Une sortie calculée ?
Etudiant en année de licence en Sciences économique et de gestion, Palé Edouard est convaincu que le président du Faso aurait dû parler au Burkinabè au lendemain du massacre de Solhan. Le silence du président à l’époque a cristallisé davantage les déceptions, selon lui. Quant à Sayouba Dakissaga c’est la grogne naissante au sein des populations touchées par l’insécurité et au sein de l’opposition qui ont provoqué la sortie du chef de l’Etat.
« Si l’opposition n’avait pas annoncé des marches et que Titao et Kaya n’avaient pas marché, le président n’allait pas faire cette sortie. En écoutant son discours, on se rend compte que c’est surtout pour demander à l’opposition de surseoir à ses marches», analyse Sayouba pour qui, un simple communiqué aurait suffi.

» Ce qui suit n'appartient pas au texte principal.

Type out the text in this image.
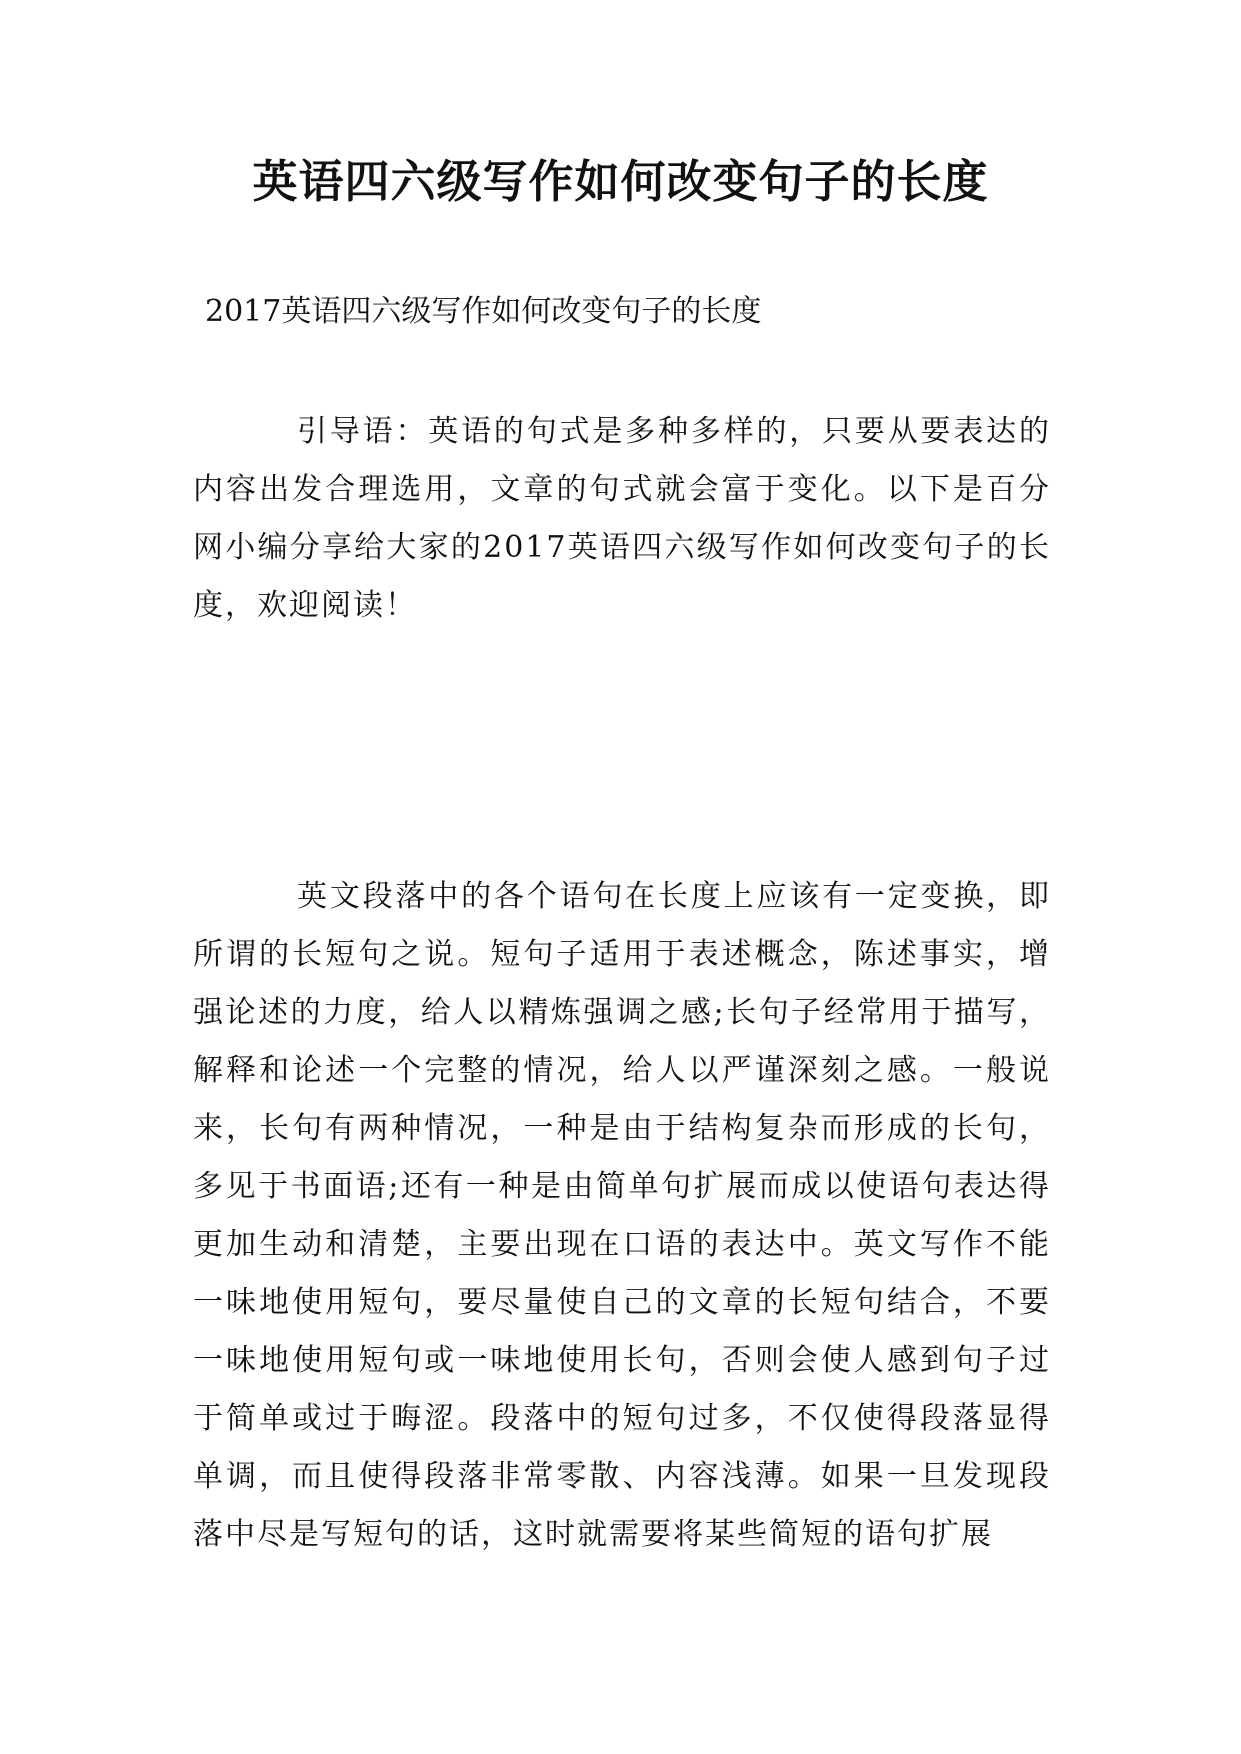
英语四六级写作如何改变句子的长度

2017英语四六级写作如何改变句子的长度

引导语：英语的句式是多种多样的，只要从要表达的内容出发合理选用，文章的句式就会富于变化。以下是百分网小编分享给大家的2017英语四六级写作如何改变句子的长度，欢迎阅读！

英文段落中的各个语句在长度上应该有一定变换，即所谓的长短句之说。短句子适用于表述概念，陈述事实，增强论述的力度，给人以精炼强调之感;长句子经常用于描写，解释和论述一个完整的情况，给人以严谨深刻之感。一般说来，长句有两种情况，一种是由于结构复杂而形成的长句，多见于书面语;还有一种是由简单句扩展而成以使语句表达得更加生动和清楚，主要出现在口语的表达中。英文写作不能一味地使用短句，要尽量使自己的文章的长短句结合，不要一味地使用短句或一味地使用长句，否则会使人感到句子过于简单或过于晦涩。段落中的短句过多，不仅使得段落显得单调，而且使得段落非常零散、内容浅薄。如果一旦发现段落中尽是写短句的话，这时就需要将某些简短的语句扩展
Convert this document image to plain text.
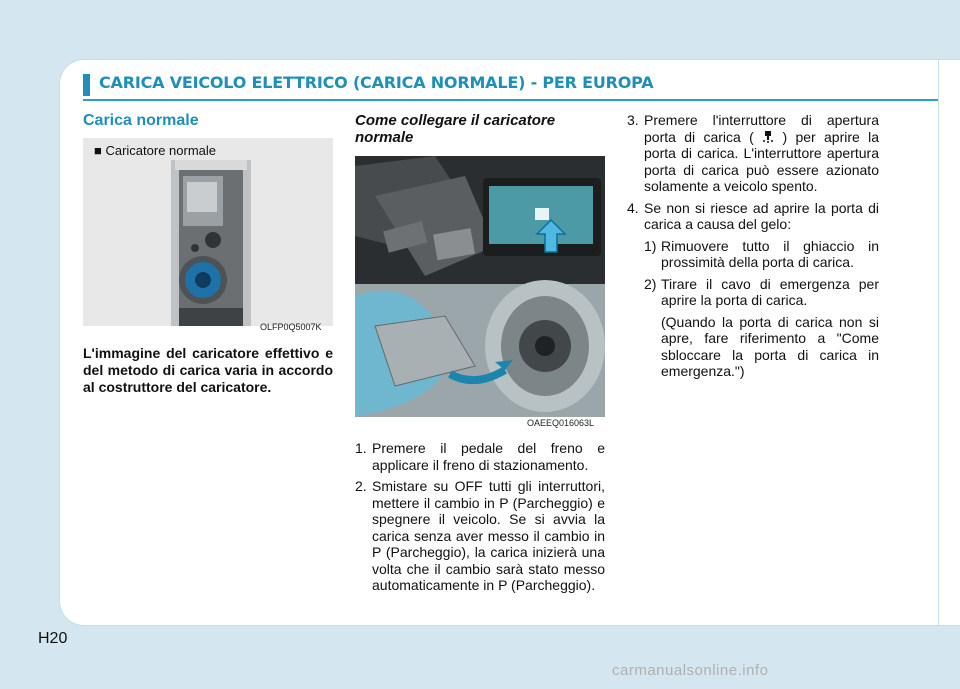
CARICA VEICOLO ELETTRICO (CARICA NORMALE) - PER EUROPA
Carica normale
■ Caricatore normale
OLFP0Q5007K
L'immagine del caricatore effettivo e del metodo di carica varia in accordo al costruttore del caricatore.
Come collegare il caricatore normale
OAEEQ016063L
1. Premere il pedale del freno e applicare il freno di stazionamento.
2. Smistare su OFF tutti gli interruttori, mettere il cambio in P (Parcheggio) e spegnere il veicolo. Se si avvia la carica senza aver messo il cambio in P (Parcheggio), la carica inizierà una volta che il cambio sarà stato messo automaticamente in P (Parcheggio).
3. Premere l'interruttore di apertura porta di carica ( ) per aprire la porta di carica. L'interruttore apertura porta di carica può essere azionato solamente a veicolo spento.
4. Se non si riesce ad aprire la porta di carica a causa del gelo:
1) Rimuovere tutto il ghiaccio in prossimità della porta di carica.
2) Tirare il cavo di emergenza per aprire la porta di carica.
(Quando la porta di carica non si apre, fare riferimento a "Come sbloccare la porta di carica in emergenza.")
H20
carmanualsonline.info
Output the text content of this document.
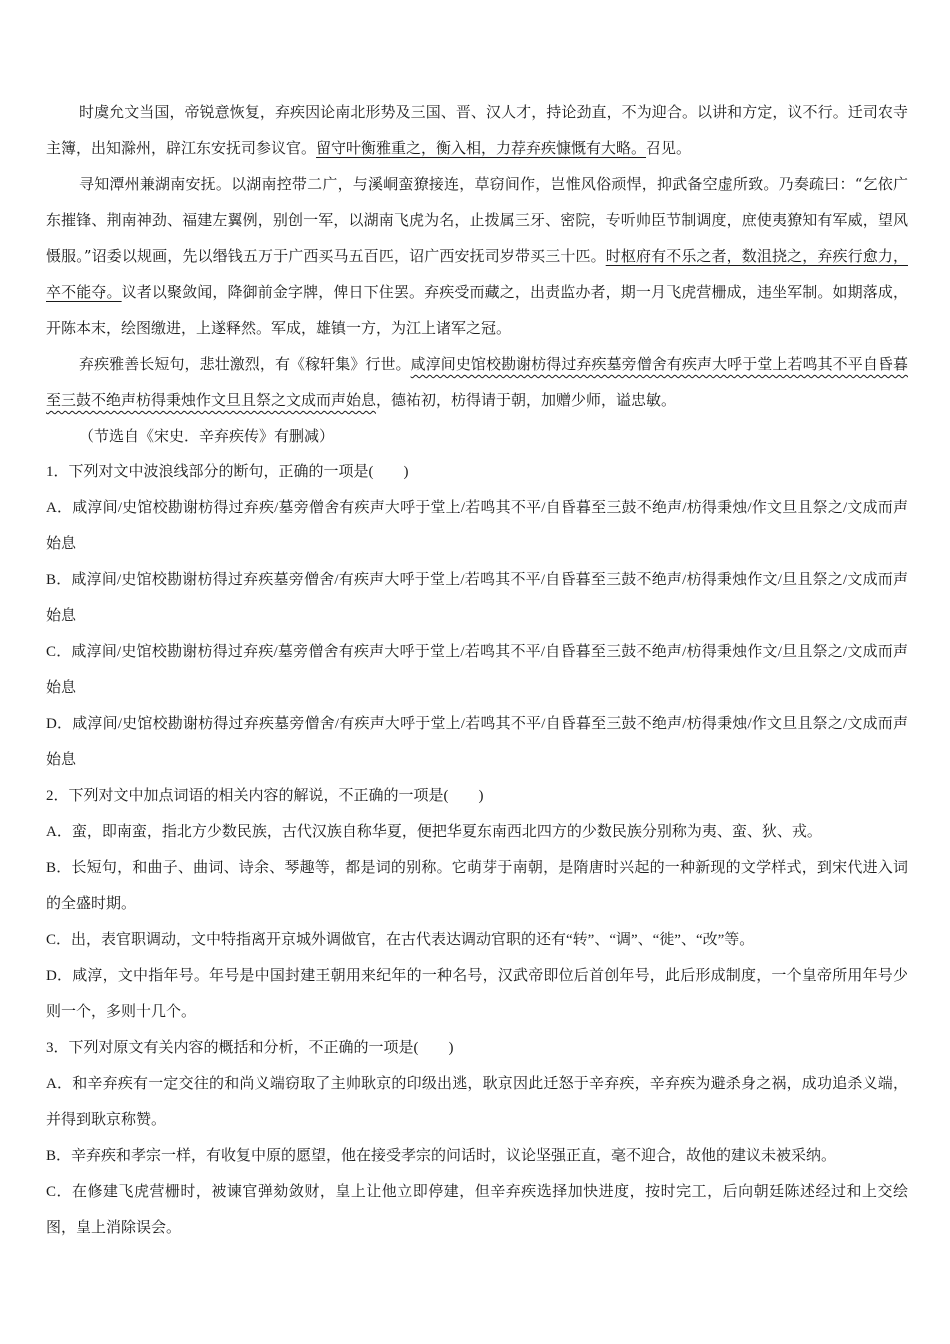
时虞允文当国，帝锐意恢复，弃疾因论南北形势及三国、晋、汉人才，持论劲直，不为迎合。以讲和方定，议不行。迁司农寺主簿，出知滁州，辟江东安抚司参议官。留守叶衡雅重之，衡入相，力荐弃疾慷慨有大略。召见。

寻知潭州兼湖南安抚。以湖南控带二广，与溪峒蛮獠接连，草窃间作，岂惟风俗顽悍，抑武备空虚所致。乃奏疏曰：“乞依广东摧锋、荆南神劲、福建左翼例，别创一军，以湖南飞虎为名，止拨属三牙、密院，专听帅臣节制调度，庶使夷獠知有军威，望风慑服。”诏委以规画，先以缗钱五万于广西买马五百匹，诏广西安抚司岁带买三十匹。时枢府有不乐之者，数沮挠之，弃疾行愈力，卒不能夺。议者以聚敛闻，降御前金字牌，俾日下住罢。弃疾受而藏之，出责监办者，期一月飞虎营栅成，违坐军制。如期落成，开陈本末，绘图缴进，上遂释然。军成，雄镇一方，为江上诸军之冠。

弃疾雅善长短句，悲壮激烈，有《稼轩集》行世。咸淳间史馆校勘谢枋得过弃疾墓旁僧舍有疾声大呼于堂上若鸣其不平自昏暮至三鼓不绝声枋得秉烛作文旦且祭之文成而声始息，德祐初，枋得请于朝，加赠少师，谥忠敏。

（节选自《宋史．辛弃疾传》有删减）

1．下列对文中波浪线部分的断句，正确的一项是(　　)

A．咸淳间/史馆校勘谢枋得过弃疾/墓旁僧舍有疾声大呼于堂上/若鸣其不平/自昏暮至三鼓不绝声/枋得秉烛/作文旦且祭之/文成而声始息

B．咸淳间/史馆校勘谢枋得过弃疾墓旁僧舍/有疾声大呼于堂上/若鸣其不平/自昏暮至三鼓不绝声/枋得秉烛作文/旦且祭之/文成而声始息

C．咸淳间/史馆校勘谢枋得过弃疾/墓旁僧舍有疾声大呼于堂上/若鸣其不平/自昏暮至三鼓不绝声/枋得秉烛作文/旦且祭之/文成而声始息

D．咸淳间/史馆校勘谢枋得过弃疾墓旁僧舍/有疾声大呼于堂上/若鸣其不平/自昏暮至三鼓不绝声/枋得秉烛/作文旦且祭之/文成而声始息

2．下列对文中加点词语的相关内容的解说，不正确的一项是(　　)

A．蛮，即南蛮，指北方少数民族，古代汉族自称华夏，便把华夏东南西北四方的少数民族分别称为夷、蛮、狄、戎。

B．长短句，和曲子、曲词、诗余、琴趣等，都是词的别称。它萌芽于南朝，是隋唐时兴起的一种新现的文学样式，到宋代进入词的全盛时期。

C．出，表官职调动，文中特指离开京城外调做官，在古代表达调动官职的还有“转”、“调”、“徙”、“改”等。

D．咸淳，文中指年号。年号是中国封建王朝用来纪年的一种名号，汉武帝即位后首创年号，此后形成制度，一个皇帝所用年号少则一个，多则十几个。

3．下列对原文有关内容的概括和分析，不正确的一项是(　　)

A．和辛弃疾有一定交往的和尚义端窃取了主帅耿京的印级出逃，耿京因此迁怒于辛弃疾，辛弃疾为避杀身之祸，成功追杀义端，并得到耿京称赞。

B．辛弃疾和孝宗一样，有收复中原的愿望，他在接受孝宗的问话时，议论坚强正直，毫不迎合，故他的建议未被采纳。

C．在修建飞虎营栅时，被谏官弹劾敛财，皇上让他立即停建，但辛弃疾选择加快进度，按时完工，后向朝廷陈述经过和上交绘图，皇上消除误会。
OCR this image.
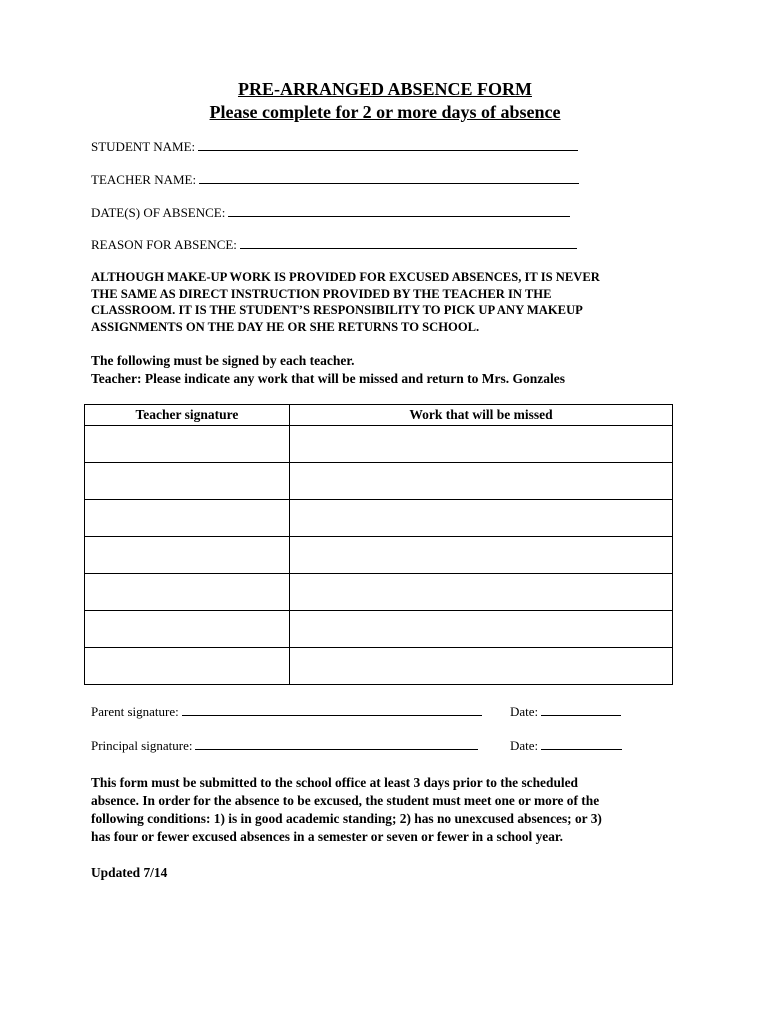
PRE-ARRANGED ABSENCE FORM
Please complete for 2 or more days of absence
STUDENT NAME:
TEACHER NAME:
DATE(S) OF ABSENCE:
REASON FOR ABSENCE:
ALTHOUGH MAKE-UP WORK IS PROVIDED FOR EXCUSED ABSENCES, IT IS NEVER
THE SAME AS DIRECT INSTRUCTION PROVIDED BY THE TEACHER IN THE
CLASSROOM. IT IS THE STUDENT’S RESPONSIBILITY TO PICK UP ANY MAKEUP
ASSIGNMENTS ON THE DAY HE OR SHE RETURNS TO SCHOOL.
The following must be signed by each teacher.
Teacher: Please indicate any work that will be missed and return to Mrs. Gonzales
Teacher signature	Work that will be missed

Parent signature:	Date:
Principal signature:	Date:
This form must be submitted to the school office at least 3 days prior to the scheduled
absence. In order for the absence to be excused, the student must meet one or more of the
following conditions: 1) is in good academic standing; 2) has no unexcused absences; or 3)
has four or fewer excused absences in a semester or seven or fewer in a school year.
Updated 7/14
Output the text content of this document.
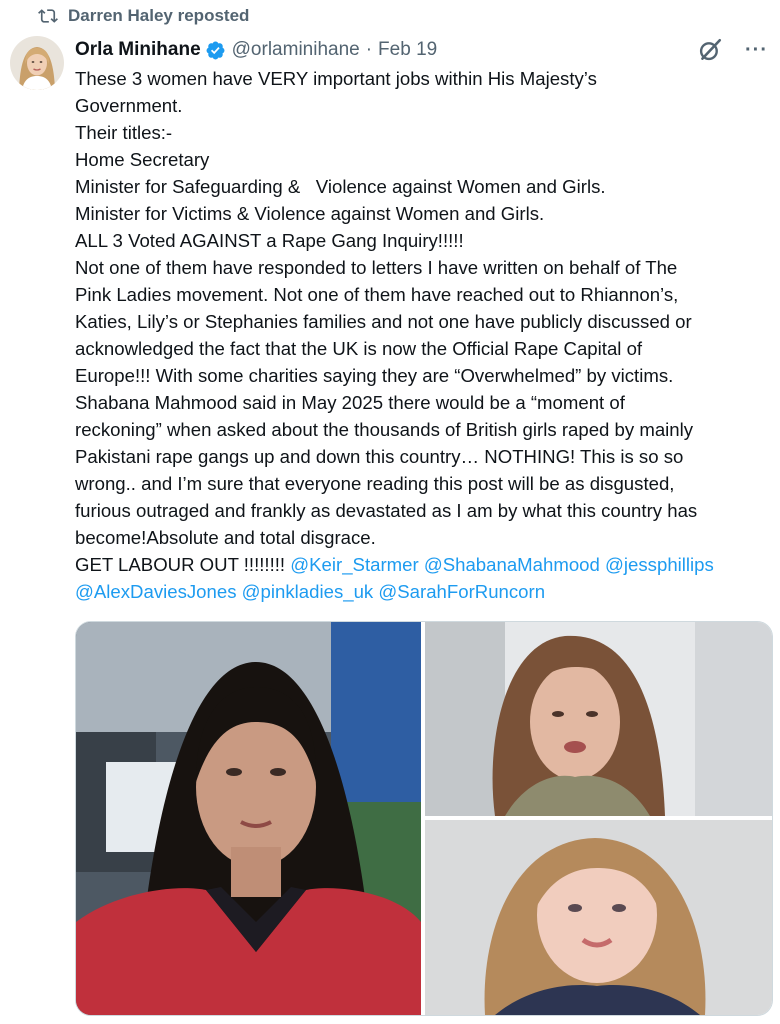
Darren Haley reposted
Orla Minihane @orlaminihane · Feb 19	···

These 3 women have VERY important jobs within His Majesty’s

Government.

Their titles:-

Home Secretary

Minister for Safeguarding &   Violence against Women and Girls.

Minister for Victims & Violence against Women and Girls.

ALL 3 Voted AGAINST a Rape Gang Inquiry!!!!!

Not one of them have responded to letters I have written on behalf of The

Pink Ladies movement. Not one of them have reached out to Rhiannon’s,

Katies, Lily’s or Stephanies families and not one have publicly discussed or

acknowledged the fact that the UK is now the Official Rape Capital of

Europe!!! With some charities saying they are “Overwhelmed” by victims.

Shabana Mahmood said in May 2025 there would be a “moment of

reckoning” when asked about the thousands of British girls raped by mainly

Pakistani rape gangs up and down this country… NOTHING! This is so so

wrong.. and I’m sure that everyone reading this post will be as disgusted,

furious outraged and frankly as devastated as I am by what this country has

become!Absolute and total disgrace.

GET LABOUR OUT !!!!!!!! @Keir_Starmer @ShabanaMahmood @jessphillips

@AlexDaviesJones @pinkladies_uk @SarahForRuncorn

Le jeune enseignant Mohamed lui dit avoir l’impression que Roch Kaboré s’est adressé à son peuple « comme si il défendait uniquement son fauteuil ». Daniel garde une lueur d’espoir et tempère. Pour lui, le chef de l’Etat n’a peut-être pas annoncé certaines décisions, au regard de la sensibilité de la question sécuritaire. Sayouba Dakissaga lui attend toujours un remaniement qui emportera les ministères de la sécurité et de la défense, d’ici le prochain conseil des ministres.
Dans son discours dans la soirée 27 juin 2021, le président Kaboré a entre autres demandé aux partis politiques et aux organisations de la Société Civile de surseoir aux marches et meetings annoncés. Il a en outre déclaré sa volonté de revoir l’emploie des Volontaires pour la Défense de la Patrie, d’améliorer la rapidité d’intervention pour les opérations aériennes et terrestres des FDS, de consolider l’efficacité, l’unité et la cohésion du commandement militaire.